Remember, you get brownie points for using the techniques in our charcoal drawing tutorial! If you tag your Art Dare with #artprofwip, Prof Clara Lieu just might stop by and provide some feedback! More info on Art Dare guidelines/prizes/tips are here.
For fun, I decided that I would do the Art Dare myself! I drew and painted a ridiculous number of self-portraits as an undergraduate student at RISD, largely because I only wanted to work from life and I was the most convenient subject. The last time I did an assignment, or drew a self-portrait was back in 1998. Of course, so much has happened since then, and I was curious to know how I would respond to this prompt.
I think for many people self-portraits are a tough subject. The process of creating a self-portrait demands that you look at yourself for an unusually long period of time. This deep observation of your own physical features also tends to prompt thinking about identity.

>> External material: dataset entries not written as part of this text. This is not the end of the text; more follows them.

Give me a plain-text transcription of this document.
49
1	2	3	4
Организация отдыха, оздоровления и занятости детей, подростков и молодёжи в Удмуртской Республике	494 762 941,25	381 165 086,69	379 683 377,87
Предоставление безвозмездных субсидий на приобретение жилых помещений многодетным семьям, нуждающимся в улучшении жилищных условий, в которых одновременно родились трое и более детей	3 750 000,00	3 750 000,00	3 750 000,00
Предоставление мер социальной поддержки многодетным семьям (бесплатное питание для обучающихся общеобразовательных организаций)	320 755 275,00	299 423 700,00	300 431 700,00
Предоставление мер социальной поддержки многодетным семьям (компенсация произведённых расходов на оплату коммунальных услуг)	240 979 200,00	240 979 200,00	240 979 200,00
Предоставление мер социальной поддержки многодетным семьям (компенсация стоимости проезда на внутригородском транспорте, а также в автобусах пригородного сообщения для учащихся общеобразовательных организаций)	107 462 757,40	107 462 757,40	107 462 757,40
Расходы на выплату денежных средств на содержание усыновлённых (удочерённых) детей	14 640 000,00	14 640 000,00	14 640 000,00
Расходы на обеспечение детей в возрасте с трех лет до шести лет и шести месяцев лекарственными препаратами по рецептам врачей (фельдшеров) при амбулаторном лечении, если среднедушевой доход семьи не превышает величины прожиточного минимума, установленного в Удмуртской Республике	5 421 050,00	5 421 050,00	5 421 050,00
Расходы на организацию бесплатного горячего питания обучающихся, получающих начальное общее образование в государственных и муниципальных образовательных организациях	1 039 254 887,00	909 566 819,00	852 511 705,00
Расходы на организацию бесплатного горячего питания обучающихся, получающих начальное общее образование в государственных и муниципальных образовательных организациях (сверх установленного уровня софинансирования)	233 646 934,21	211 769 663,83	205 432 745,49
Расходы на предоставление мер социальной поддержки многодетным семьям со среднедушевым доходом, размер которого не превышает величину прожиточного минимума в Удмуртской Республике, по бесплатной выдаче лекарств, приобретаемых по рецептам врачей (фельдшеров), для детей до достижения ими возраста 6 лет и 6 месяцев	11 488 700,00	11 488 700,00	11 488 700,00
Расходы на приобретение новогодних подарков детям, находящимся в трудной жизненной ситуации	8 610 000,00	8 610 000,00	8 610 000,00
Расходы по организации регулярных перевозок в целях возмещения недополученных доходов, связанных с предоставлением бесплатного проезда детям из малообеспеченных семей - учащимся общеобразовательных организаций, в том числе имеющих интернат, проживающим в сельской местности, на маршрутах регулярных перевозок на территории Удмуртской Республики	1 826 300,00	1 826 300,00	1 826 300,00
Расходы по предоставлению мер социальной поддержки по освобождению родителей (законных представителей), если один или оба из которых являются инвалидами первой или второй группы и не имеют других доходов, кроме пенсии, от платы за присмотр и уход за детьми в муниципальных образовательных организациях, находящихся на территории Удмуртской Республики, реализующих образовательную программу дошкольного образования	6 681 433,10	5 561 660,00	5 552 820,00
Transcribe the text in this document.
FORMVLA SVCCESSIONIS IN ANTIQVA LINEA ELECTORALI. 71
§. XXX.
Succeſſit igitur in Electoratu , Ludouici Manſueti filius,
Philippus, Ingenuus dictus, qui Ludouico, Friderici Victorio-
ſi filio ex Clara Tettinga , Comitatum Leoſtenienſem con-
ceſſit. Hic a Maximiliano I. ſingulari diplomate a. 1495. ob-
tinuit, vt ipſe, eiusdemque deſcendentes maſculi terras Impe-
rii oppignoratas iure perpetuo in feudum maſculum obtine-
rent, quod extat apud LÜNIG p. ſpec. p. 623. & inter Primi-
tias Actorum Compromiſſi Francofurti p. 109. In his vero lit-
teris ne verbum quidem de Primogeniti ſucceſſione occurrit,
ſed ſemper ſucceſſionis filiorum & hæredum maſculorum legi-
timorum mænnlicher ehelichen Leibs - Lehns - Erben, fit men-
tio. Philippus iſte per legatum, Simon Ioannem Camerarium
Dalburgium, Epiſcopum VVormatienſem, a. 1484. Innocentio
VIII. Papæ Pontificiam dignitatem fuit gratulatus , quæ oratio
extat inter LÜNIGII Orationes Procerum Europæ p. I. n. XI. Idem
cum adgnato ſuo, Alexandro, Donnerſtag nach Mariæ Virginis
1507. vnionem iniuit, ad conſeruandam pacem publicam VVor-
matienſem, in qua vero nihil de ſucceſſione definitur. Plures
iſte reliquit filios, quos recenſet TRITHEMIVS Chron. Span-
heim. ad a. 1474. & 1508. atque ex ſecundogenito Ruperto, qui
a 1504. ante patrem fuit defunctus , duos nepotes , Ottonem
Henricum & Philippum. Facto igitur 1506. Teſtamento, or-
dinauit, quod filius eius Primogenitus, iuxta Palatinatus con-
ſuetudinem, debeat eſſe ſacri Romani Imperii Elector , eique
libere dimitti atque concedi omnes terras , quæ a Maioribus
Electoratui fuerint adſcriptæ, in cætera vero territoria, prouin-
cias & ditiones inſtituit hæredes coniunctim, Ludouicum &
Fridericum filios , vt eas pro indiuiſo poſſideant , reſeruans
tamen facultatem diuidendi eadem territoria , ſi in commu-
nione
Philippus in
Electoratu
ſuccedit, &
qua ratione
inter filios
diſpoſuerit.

I figure out a lot of my ideas when I’m running on the treadmill, and this drawing was no exception. My thoughts meandered for a while, and for the first few concepts tended to revert back to themes I had worked with in my last studio project, Falling. Most of my projects take 2-4 years to create, so it felt strange to brainstorm what I knew would be a stand alone piece that wouldn’t be seen in the context of a large body of work. I needed an idea that was simple enough to be contained in a single artwork, but that also had enough depth that there would be plenty to explore.
My thumbnail sketches
I settled on the idea that in recent years, my life has felt very fragmented. Before I became a parent, I always had the luxury of long periods of time to myself, and to work on my artwork. Nowadays, I’m lucky if I get even 2 hours at a time to create artwork, much less think focus. I see my life today as a series of constant interruptions, it’s rare that I will sit down to do a task, and be able to comfortably complete what I set out to do. I fell that I live in a constant state of distraction, making it incredibly difficult to think clearly most of the time.
In my initial thumbnail sketches, I explored compositions which emphasized faces that tilted away from the center of the page, and eyes with pupils that wandered to the side. decided that I would have one face that would make eye contact with the viewer, to represent those rare moments of clarity that I experience. The rest of the faces would be distracted and looking away.
I set up a mirror and sketched myself from life, to make sure that I was using views that would be possible for me to pose for as I few. As I sketched though, I realized that features like the neck and the shoulders weren’t necessary, so I reduced the composition to just facial features so that the eyes would be more prominent. I didn’t want to just sit down and draw myself, because even though our physical appearance is a big part of who we are, it’s certainly not everything. I’m still staying within the prompt, which was to simply draw a self-portrait from life in charcoal. I’ve heard many people complain that drawing from life is to limited, and that there’s “nothing to draw.” I’d like to show in my self-portrait that if you really think about what you want to do and work thoroughly on your thumbnail sketches, the visual possibilities when working from life are endless.